Cuando la cocina de El Bosque Animado acertaba, lo hacía con nota. Ciertos platos de su carta de restaurante recibían elogios consistentes, posicionándolo como un lugar donde se podía comer bien. Entre los más destacados se encontraban sus arroces; el arroz con foie, en particular, fue calificado por algunos como "riquísimo". También la paletilla de cordero y el entrecot recibían excelentes críticas, llegando a ser descritos como espectaculares y de los mejores que algunos clientes habían probado. Platos como las carrilleras, que se deshacían en la boca, o las berenjenas en salsa, demostraban que había talento y potencial en su propuesta de comida española. Las croquetas y una original ensaladilla con remolacha también formaban parte de los aciertos, consolidando una oferta que, en sus mejores días, justificaba el viaje.

Las sombras del bosque: inconsistencia y problemas graves

A pesar de sus fortalezas, el restaurante sufría de una alarmante falta de consistencia que empañaba su reputación. El servicio era uno de los puntos débiles más recurrentes. Mientras algunos clientes lo encontraban rápido y atento, otros lo describían como poco eficiente y propenso a generar confusiones en los pedidos. Esta irregularidad se extendía de manera mucho más preocupante a la cocina.

Problemas de calidad en la comida

El aspecto más grave denunciado por los clientes fue la calidad de la materia prima. Una reseña particularmente alarmante detallaba cómo se sirvió un secreto ibérico que, presuntamente, no estaba en buen estado, intentando enmascarar su olor con un exceso de sazonadores. La consecuencia, según los afectados, fue un malestar estomacal generalizado. Este tipo de incidentes, aunque puedan ser aislados, son un golpe devastador para la confianza en cualquier restaurante.

Otras críticas apuntaban a una ejecución deficiente. Un arroz que prometía por sus ingredientes (boletus, foie y secreto) fue arruinado por un sabor a limón tan intenso que lo hizo amargo e incomible. Además, el uso de ingredientes no caseros, como patatas fritas congeladas y salsas de bote para las bravas, decepcionaba a quienes esperaban una cocina mediterránea más auténtica. La queja de que algunos platos llegaban fríos a la mesa se sumaba a la lista de fallos en la operativa de la cocina.

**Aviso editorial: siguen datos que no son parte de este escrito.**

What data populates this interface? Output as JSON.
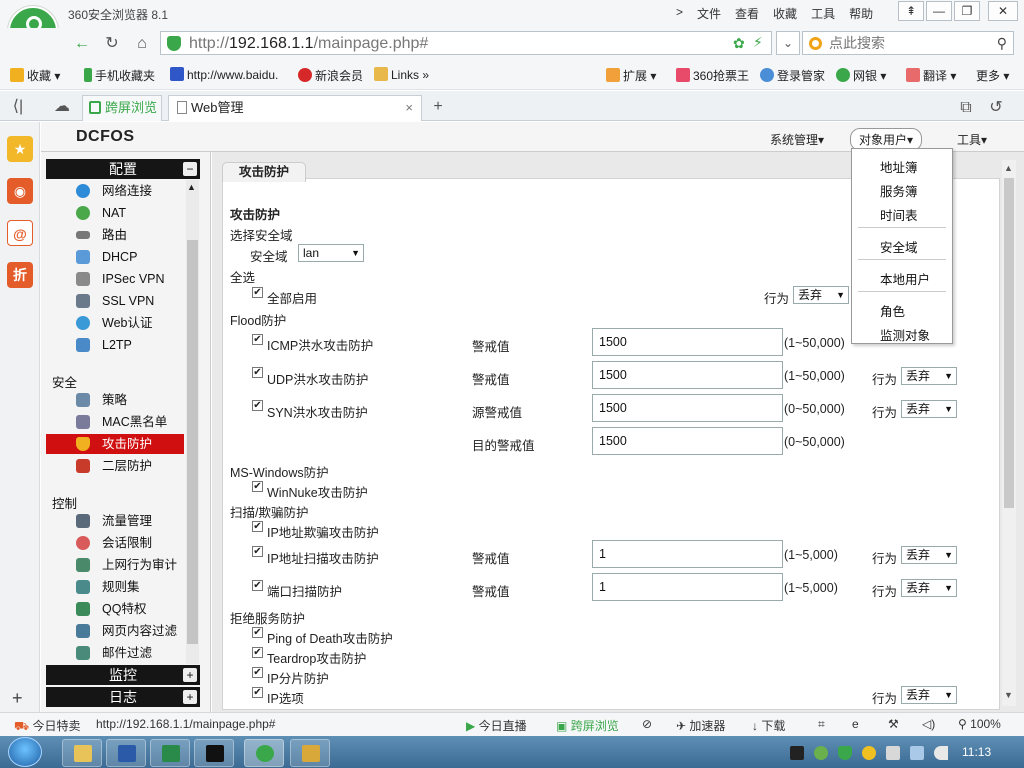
{
  "browser": {
    "app_title": "360安全浏览器 8.1",
    "menu": [
      "文件",
      "查看",
      "收藏",
      "工具",
      "帮助"
    ],
    "menu_chevron": ">",
    "url_prefix": "http://",
    "url_host": "192.168.1.1",
    "url_path": "/mainpage.php#",
    "search_placeholder": "点此搜索",
    "bookmarks": [
      "收藏",
      "手机收藏夹",
      "http://www.baidu.",
      "新浪会员",
      "Links",
      "扩展",
      "360抢票王",
      "登录管家",
      "网银",
      "翻译",
      "更多"
    ],
    "tabs": [
      {
        "label": "跨屏浏览"
      },
      {
        "label": "Web管理"
      }
    ],
    "colors": {
      "accent_green": "#3aa84a",
      "active_nav": "#d01010"
    }
  },
  "app": {
    "brand": "DCFOS",
    "top_menu": [
      "系统管理▾",
      "对象用户▾",
      "工具▾"
    ],
    "dropdown": [
      "地址簿",
      "服务簿",
      "时间表",
      "安全域",
      "本地用户",
      "角色",
      "监测对象"
    ]
  },
  "nav": {
    "config_header": "配置",
    "config_items": [
      "网络连接",
      "NAT",
      "路由",
      "DHCP",
      "IPSec VPN",
      "SSL VPN",
      "Web认证",
      "L2TP"
    ],
    "security_label": "安全",
    "security_items": [
      "策略",
      "MAC黑名单",
      "攻击防护",
      "二层防护"
    ],
    "control_label": "控制",
    "control_items": [
      "流量管理",
      "会话限制",
      "上网行为审计",
      "规则集",
      "QQ特权",
      "网页内容过滤",
      "邮件过滤"
    ],
    "monitor_header": "监控",
    "log_header": "日志"
  },
  "content": {
    "tab_title": "攻击防护",
    "heading": "攻击防护",
    "zone_section": "选择安全域",
    "zone_label": "安全域",
    "zone_value": "lan",
    "all_section": "全选",
    "enable_all": "全部启用",
    "action_label": "行为",
    "action_value": "丢弃",
    "flood_section": "Flood防护",
    "icmp": {
      "label": "ICMP洪水攻击防护",
      "field_label": "警戒值",
      "value": "1500",
      "range": "(1~50,000)"
    },
    "udp": {
      "label": "UDP洪水攻击防护",
      "field_label": "警戒值",
      "value": "1500",
      "range": "(1~50,000)",
      "action": "丢弃"
    },
    "syn": {
      "label": "SYN洪水攻击防护",
      "field_label": "源警戒值",
      "value": "1500",
      "range": "(0~50,000)",
      "action": "丢弃",
      "dest_label": "目的警戒值",
      "dest_value": "1500",
      "dest_range": "(0~50,000)"
    },
    "mswin_section": "MS-Windows防护",
    "winnuke": "WinNuke攻击防护",
    "scan_section": "扫描/欺骗防护",
    "ipspoof": "IP地址欺骗攻击防护",
    "ipscan": {
      "label": "IP地址扫描攻击防护",
      "field_label": "警戒值",
      "value": "1",
      "range": "(1~5,000)",
      "action": "丢弃"
    },
    "portscan": {
      "label": "端口扫描防护",
      "field_label": "警戒值",
      "value": "1",
      "range": "(1~5,000)",
      "action": "丢弃"
    },
    "dos_section": "拒绝服务防护",
    "pingofdeath": "Ping of Death攻击防护",
    "teardrop": "Teardrop攻击防护",
    "ipfrag": "IP分片防护",
    "ipopt": "IP选项",
    "ipopt_action_label": "行为",
    "ipopt_action": "丢弃",
    "check_mark": "✔"
  },
  "status": {
    "left": "今日特卖",
    "url": "http://192.168.1.1/mainpage.php#",
    "items": [
      "今日直播",
      "跨屏浏览",
      "加速器",
      "下载"
    ],
    "zoom": "100%"
  },
  "taskbar": {
    "clock": "11:13"
  }
}
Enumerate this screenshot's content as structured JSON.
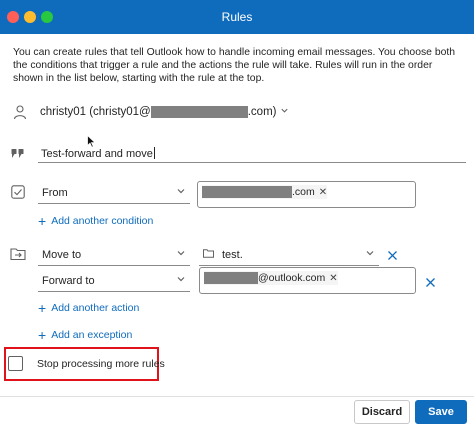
{
  "window": {
    "title": "Rules",
    "controls": [
      "close",
      "minimize",
      "maximize"
    ]
  },
  "intro_text": "You can create rules that tell Outlook how to handle incoming email messages. You choose both the conditions that trigger a rule and the actions the rule will take. Rules will run in the order shown in the list below, starting with the rule at the top.",
  "account": {
    "prefix": "christy01 (christy01@",
    "suffix": ".com)",
    "icon": "person-icon"
  },
  "rule_name": {
    "value": "Test-forward and move",
    "icon": "quote-icon"
  },
  "conditions": {
    "icon": "checkbox-icon",
    "items": [
      {
        "type_label": "From",
        "tag_suffix": ".com"
      }
    ],
    "add_label": "Add another condition"
  },
  "actions": {
    "icon": "folder-move-icon",
    "items": [
      {
        "type_label": "Move to",
        "value": "test."
      },
      {
        "type_label": "Forward to",
        "tag_suffix": "@outlook.com"
      }
    ],
    "add_label": "Add another action"
  },
  "exception": {
    "add_label": "Add an exception"
  },
  "stop_processing": {
    "label": "Stop processing more rules",
    "checked": false
  },
  "buttons": {
    "discard": "Discard",
    "save": "Save"
  },
  "colors": {
    "accent": "#0f6cbd",
    "highlight_box": "#e0131a",
    "redaction": "#808080"
  }
}
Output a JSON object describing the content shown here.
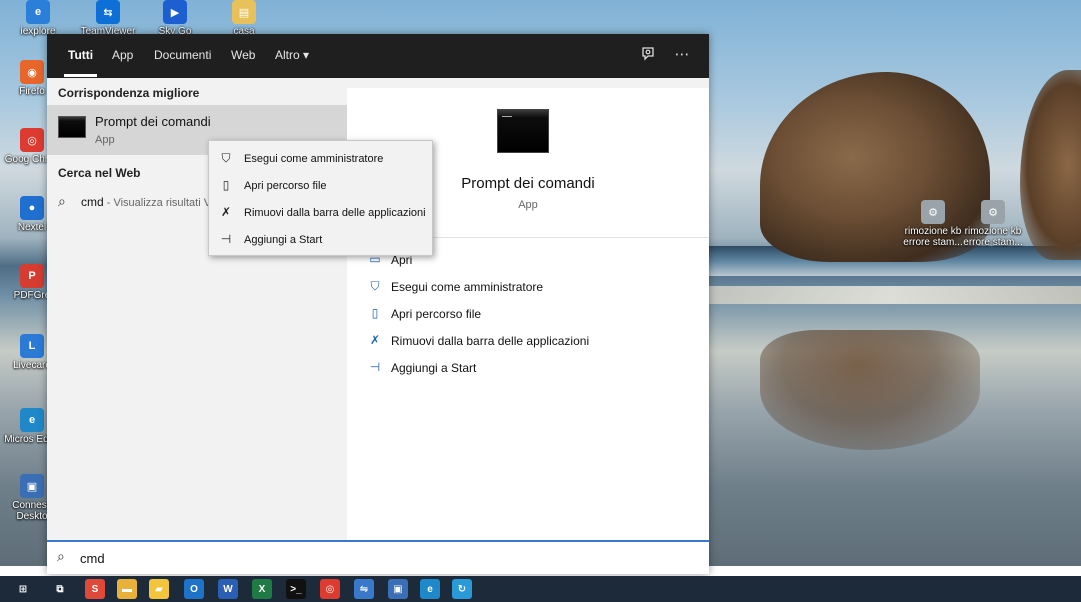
{
  "desktop": {
    "icons": [
      {
        "label": "iexplore",
        "color": "#2b7fd8",
        "glyph": "e",
        "icon": "internet-explorer-icon"
      },
      {
        "label": "TeamViewer",
        "color": "#0e6fd6",
        "glyph": "⇆",
        "icon": "teamviewer-icon"
      },
      {
        "label": "Sky Go",
        "color": "#1b5fd1",
        "glyph": "▶",
        "icon": "sky-go-icon"
      },
      {
        "label": "casa",
        "color": "#e9c15a",
        "glyph": "▤",
        "icon": "folder-icon"
      },
      {
        "label": "Firefo",
        "color": "#e7662b",
        "glyph": "◉",
        "icon": "firefox-icon"
      },
      {
        "label": "Goog Chron",
        "color": "#dd3b2f",
        "glyph": "◎",
        "icon": "chrome-icon"
      },
      {
        "label": "Nextel",
        "color": "#1f6fd0",
        "glyph": "●",
        "icon": "app-icon"
      },
      {
        "label": "PDFGre",
        "color": "#d63c2f",
        "glyph": "P",
        "icon": "pdf-icon"
      },
      {
        "label": "Livecare",
        "color": "#2a7ad6",
        "glyph": "L",
        "icon": "livecare-icon"
      },
      {
        "label": "Micros Edge",
        "color": "#1e88c9",
        "glyph": "e",
        "icon": "edge-icon"
      },
      {
        "label": "Conness Deskto",
        "color": "#3b6fb5",
        "glyph": "▣",
        "icon": "remote-desktop-icon"
      },
      {
        "label": "rimozione kb errore stam...",
        "color": "#9aa3aa",
        "glyph": "⚙",
        "icon": "script-icon"
      },
      {
        "label": "rimozione kb errore stam...",
        "color": "#9aa3aa",
        "glyph": "⚙",
        "icon": "script-icon"
      }
    ]
  },
  "start_menu": {
    "tabs": [
      "Tutti",
      "App",
      "Documenti",
      "Web",
      "Altro ▾"
    ],
    "best_match_header": "Corrispondenza migliore",
    "best_match": {
      "title": "Prompt dei comandi",
      "subtitle": "App"
    },
    "web_header": "Cerca nel Web",
    "web_result": {
      "query": "cmd",
      "desc": " - Visualizza risultati V"
    },
    "detail": {
      "title": "Prompt dei comandi",
      "subtitle": "App"
    },
    "actions": [
      {
        "label": "Apri",
        "icon": "▭"
      },
      {
        "label": "Esegui come amministratore",
        "icon": "⛉"
      },
      {
        "label": "Apri percorso file",
        "icon": "▯"
      },
      {
        "label": "Rimuovi dalla barra delle applicazioni",
        "icon": "✗"
      },
      {
        "label": "Aggiungi a Start",
        "icon": "⊣"
      }
    ],
    "search_value": "cmd"
  },
  "context_menu": {
    "items": [
      {
        "label": "Esegui come amministratore",
        "icon": "⛉"
      },
      {
        "label": "Apri percorso file",
        "icon": "▯"
      },
      {
        "label": "Rimuovi dalla barra delle applicazioni",
        "icon": "✗"
      },
      {
        "label": "Aggiungi a Start",
        "icon": "⊣"
      }
    ]
  },
  "taskbar": {
    "items": [
      {
        "icon": "windows-start-icon",
        "color": "#1c2a3a",
        "glyph": "⊞"
      },
      {
        "icon": "task-view-icon",
        "color": "#1c2a3a",
        "glyph": "⧉"
      },
      {
        "icon": "livecare-icon",
        "color": "#e0483a",
        "glyph": "S"
      },
      {
        "icon": "file-explorer-icon",
        "color": "#e8b23a",
        "glyph": "▬"
      },
      {
        "icon": "sticky-notes-icon",
        "color": "#f2c53d",
        "glyph": "▰"
      },
      {
        "icon": "outlook-icon",
        "color": "#1e73c8",
        "glyph": "O"
      },
      {
        "icon": "word-icon",
        "color": "#2b5fb4",
        "glyph": "W"
      },
      {
        "icon": "excel-icon",
        "color": "#1f7a45",
        "glyph": "X"
      },
      {
        "icon": "command-prompt-icon",
        "color": "#111111",
        "glyph": ">_"
      },
      {
        "icon": "chrome-icon",
        "color": "#dd3b2f",
        "glyph": "◎"
      },
      {
        "icon": "network-tool-icon",
        "color": "#3a78c9",
        "glyph": "⇋"
      },
      {
        "icon": "remote-desktop-icon",
        "color": "#3b6fb5",
        "glyph": "▣"
      },
      {
        "icon": "edge-icon",
        "color": "#1e88c9",
        "glyph": "e"
      },
      {
        "icon": "sync-icon",
        "color": "#2a9ad6",
        "glyph": "↻"
      }
    ]
  }
}
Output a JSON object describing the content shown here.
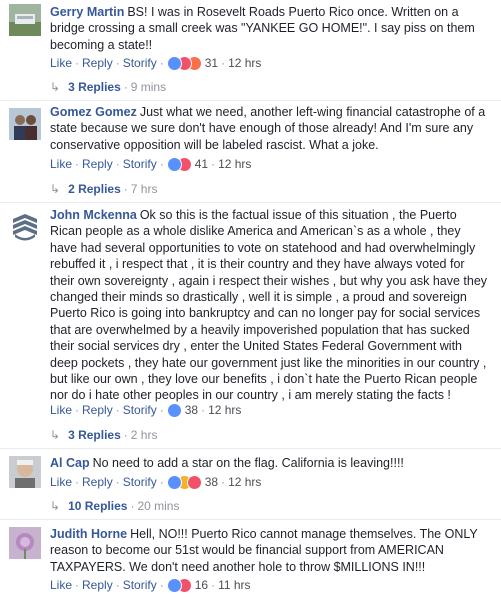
{
  "comments": [
    {
      "author": "Gerry Martin",
      "text": "BS! I was in Rosevelt Roads Puerto Rico once. Written on a bridge crossing a small creek was \"YANKEE GO HOME!\". I say piss on them becoming a state!!",
      "actions": {
        "like": "Like",
        "reply": "Reply",
        "storify": "Storify"
      },
      "reactions": [
        "like",
        "love",
        "angry"
      ],
      "reaction_count": "31",
      "time": "12 hrs",
      "replies": {
        "label": "3 Replies",
        "time": "9 mins"
      }
    },
    {
      "author": "Gomez Gomez",
      "text": "Just what we need, another left-wing financial catastrophe of a state because we sure don't have enough of those already! And I'm sure any conservative opposition will be labeled rascist. What a joke.",
      "actions": {
        "like": "Like",
        "reply": "Reply",
        "storify": "Storify"
      },
      "reactions": [
        "like",
        "love"
      ],
      "reaction_count": "41",
      "time": "12 hrs",
      "replies": {
        "label": "2 Replies",
        "time": "7 hrs"
      }
    },
    {
      "author": "John Mckenna",
      "text": "Ok so this is the factual issue of this situation , the Puerto Rican people as a whole dislike America and American`s as a whole , they have had several opportunities to vote on statehood and had overwhelmingly rebuffed it , i respect that , it is their country and they have always voted for their own sovereignty , again i respect their wishes , but why you ask have they changed their minds so drastically , well it is simple , a proud and sovereign Puerto Rico is going into bankruptcy and can no longer pay for social services that are overwhelmed by a heavily impoverished population that has sucked their social services dry , enter the United States Federal Government with deep pockets , they hate our government just like the minorities in our country , but like our own , they love our benefits , i don`t hate the Puerto Rican people nor do i hate other peoples in our country , i am merely stating the facts !",
      "actions": {
        "like": "Like",
        "reply": "Reply",
        "storify": "Storify"
      },
      "reactions": [
        "like"
      ],
      "reaction_count": "38",
      "time": "12 hrs",
      "replies": {
        "label": "3 Replies",
        "time": "2 hrs"
      }
    },
    {
      "author": "Al Cap",
      "text": "No need to add a star on the flag. California is leaving!!!!",
      "actions": {
        "like": "Like",
        "reply": "Reply",
        "storify": "Storify"
      },
      "reactions": [
        "like",
        "haha",
        "love"
      ],
      "reaction_count": "38",
      "time": "12 hrs",
      "replies": {
        "label": "10 Replies",
        "time": "20 mins"
      }
    },
    {
      "author": "Judith Horne",
      "text": "Hell, NO!!! Puerto Rico cannot manage themselves. The ONLY reason to become our 51st would be financial support from AMERICAN TAXPAYERS. We don't need another hole to throw $MILLIONS IN!!!",
      "actions": {
        "like": "Like",
        "reply": "Reply",
        "storify": "Storify"
      },
      "reactions": [
        "like",
        "love"
      ],
      "reaction_count": "16",
      "time": "11 hrs"
    }
  ],
  "separator": "·",
  "reply_arrow": "↳",
  "colors": {
    "link": "#365899",
    "like": "#5890ff",
    "love": "#f25268",
    "angry": "#f7714b",
    "haha": "#f7b125"
  }
}
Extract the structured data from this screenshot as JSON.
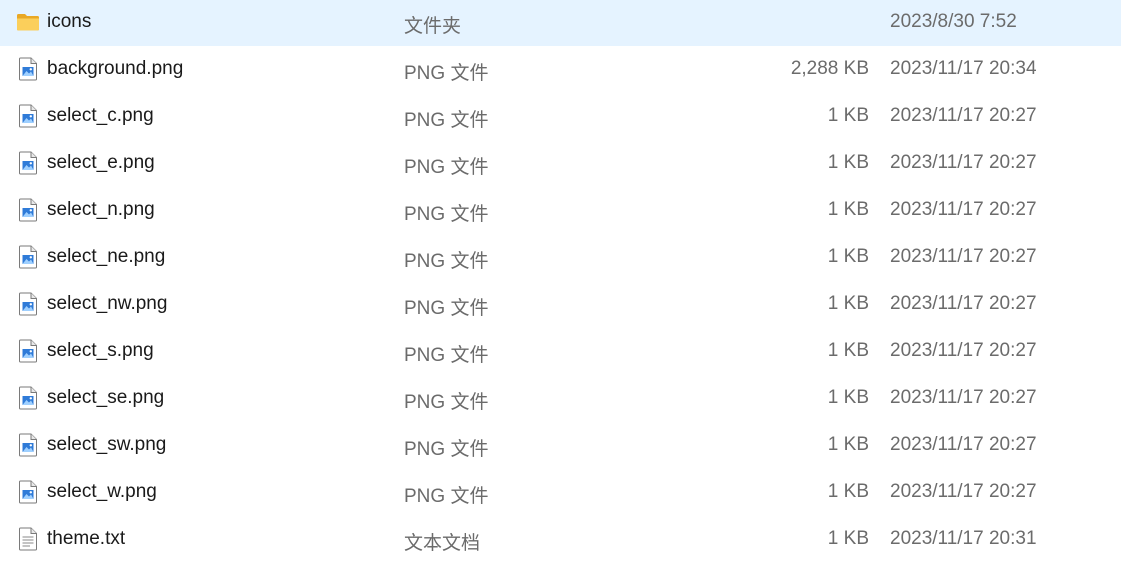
{
  "files": [
    {
      "name": "icons",
      "type": "文件夹",
      "size": "",
      "date": "2023/8/30 7:52",
      "icon": "folder-icon"
    },
    {
      "name": "background.png",
      "type": "PNG 文件",
      "size": "2,288 KB",
      "date": "2023/11/17 20:34",
      "icon": "image-file-icon"
    },
    {
      "name": "select_c.png",
      "type": "PNG 文件",
      "size": "1 KB",
      "date": "2023/11/17 20:27",
      "icon": "image-file-icon"
    },
    {
      "name": "select_e.png",
      "type": "PNG 文件",
      "size": "1 KB",
      "date": "2023/11/17 20:27",
      "icon": "image-file-icon"
    },
    {
      "name": "select_n.png",
      "type": "PNG 文件",
      "size": "1 KB",
      "date": "2023/11/17 20:27",
      "icon": "image-file-icon"
    },
    {
      "name": "select_ne.png",
      "type": "PNG 文件",
      "size": "1 KB",
      "date": "2023/11/17 20:27",
      "icon": "image-file-icon"
    },
    {
      "name": "select_nw.png",
      "type": "PNG 文件",
      "size": "1 KB",
      "date": "2023/11/17 20:27",
      "icon": "image-file-icon"
    },
    {
      "name": "select_s.png",
      "type": "PNG 文件",
      "size": "1 KB",
      "date": "2023/11/17 20:27",
      "icon": "image-file-icon"
    },
    {
      "name": "select_se.png",
      "type": "PNG 文件",
      "size": "1 KB",
      "date": "2023/11/17 20:27",
      "icon": "image-file-icon"
    },
    {
      "name": "select_sw.png",
      "type": "PNG 文件",
      "size": "1 KB",
      "date": "2023/11/17 20:27",
      "icon": "image-file-icon"
    },
    {
      "name": "select_w.png",
      "type": "PNG 文件",
      "size": "1 KB",
      "date": "2023/11/17 20:27",
      "icon": "image-file-icon"
    },
    {
      "name": "theme.txt",
      "type": "文本文档",
      "size": "1 KB",
      "date": "2023/11/17 20:31",
      "icon": "text-file-icon"
    }
  ],
  "colors": {
    "folder": "#f8c44f",
    "image_accent": "#2f7bd8",
    "text_primary": "#1a1a1a",
    "text_secondary": "#6b6b6b"
  }
}
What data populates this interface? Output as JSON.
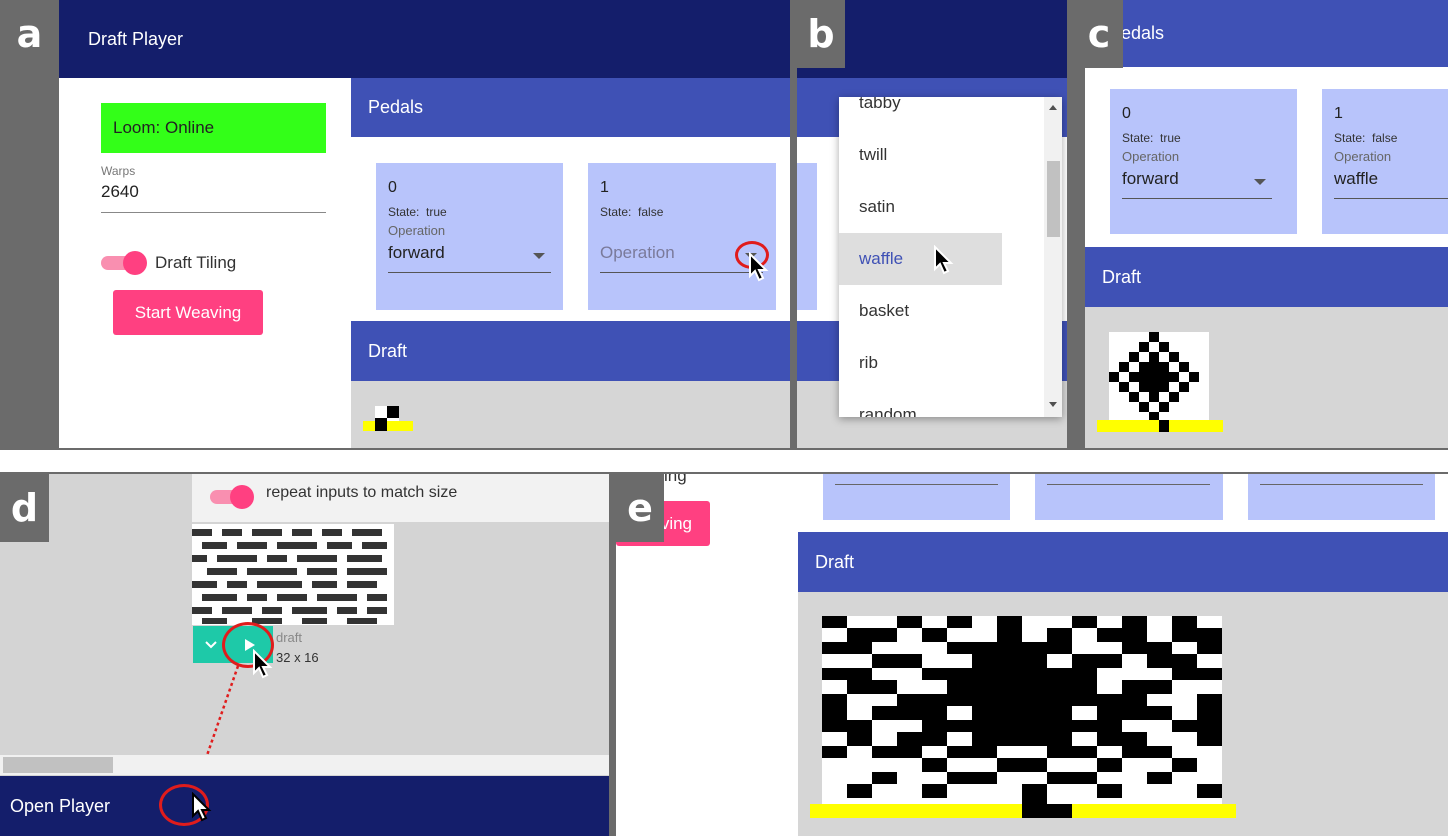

Otros aspectos a considerar

La experiencia del cliente también se veía afectada por otros detalles. Varios comensales se encontraron con que muchos platos de la carta no estaban disponibles el día de su visita, limitando sus opciones. El precio era otro punto de discordia: mientras algunos lo consideraban adecuado para la calidad ofrecida, otros lo tildaban de excesivamente caro, especialmente el coste de las bebidas, sintiendo que la calidad final no justificaba la cuenta. Finalmente, un detalle práctico pero molesto era la presencia de mosquitos en el área exterior, recomendándose a los visitantes llevar repelente.

Incluso su aclamada zona infantil tenía un inconveniente: su ubicación, algo alejada de las mesas, generaba inquietud a los padres de niños más pequeños que requerían una supervisión más directa.

Veredicto de un restaurante con dos caras

El Bosque Animado Guardamar fue un local de enormes contrastes. Por un lado, ofrecía un concepto brillante: un restaurante con terraza y un ambiente mágico, perfectamente adaptado para familias, con platos que podían ser memorables. Por otro, presentaba una alarmante irregularidad en el servicio y, lo que es más grave, en la calidad y frescura de su comida. La experiencia dependía en exceso del día, oscilando entre la grata sorpresa y la profunda decepción. A pesar de su potencial para convertirse en uno de los mejores restaurantes de la zona para su nicho, los fallos de ejecución parecen haber pesado más, llevando a su cierre definitivo.